A data set is a collection of data, that may be related, or discrete items, which may be accessed individually or as a whole or in combination.
The physical structure in a data set is almost the same, often a data set corresponds to the entities of a single database table. An example would be a database containing a data set that might contain business information such as salaries, sales, figures, profit. Remember a database itself can also be considered as a data set.
Structured Data
When you hear the term Structured Data think of a spreadsheet. It’s easy for us to understand and so for computers, structured data consists of fields and predefined data, for instance, a database or spreadsheet. The data are organized in a format for effective processing and analysis. As said earlier, data stored in rows and column format i.e. spreadsheet is an example of structured data.
Unstructured Data
Think about it as a test document. For computers, it is easier to understand a spreadsheet than understanding a text document.
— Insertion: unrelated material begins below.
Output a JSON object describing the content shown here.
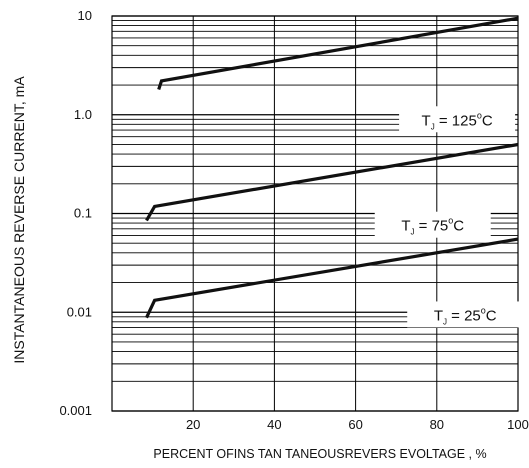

The computer sees a string of letters instead to conceptualize what a word means. If a computer sees the letters T-I-G-E-R, it doesn’t know if it means tiger and it is referring to any animal.
One of the applications of machine learning is to take this unstructured data, turn it into structured information, in such a way that computers are now able to understand.
Aha! This document talks about Tiger – an animal.
Other types of unstructured data would be images, videos, audio files.

Data Exploration

It’s the first step in data analysis that involves the collection of information from various sources which are often unstructured data in order to find the characteristics for focused analysis. Various visual analytics tools or advanced statistical software might be used for this purpose.

Data Mining

It refers to finding patterns in large data sets. Data mining is a subfield of computer science, which aims to extract information from the dataset and transform it into a comprehensive structure for further use. The patterns found may be used in a further analysis like in machine learning for predictive analytics. The data mining task may be semi-automatic or fully automatic depending upon the amount of data.

Descriptive Analytics

In simple words, descriptive analytics provides information about what happened in the past. It’s the preliminary stage of data processing in order to summarize past data to get useful information and prepare data for further analytics.

Predictive Analytics

It’s used to identify probabilities and trends based on historical or current data in order to provide information about what might happen in the future.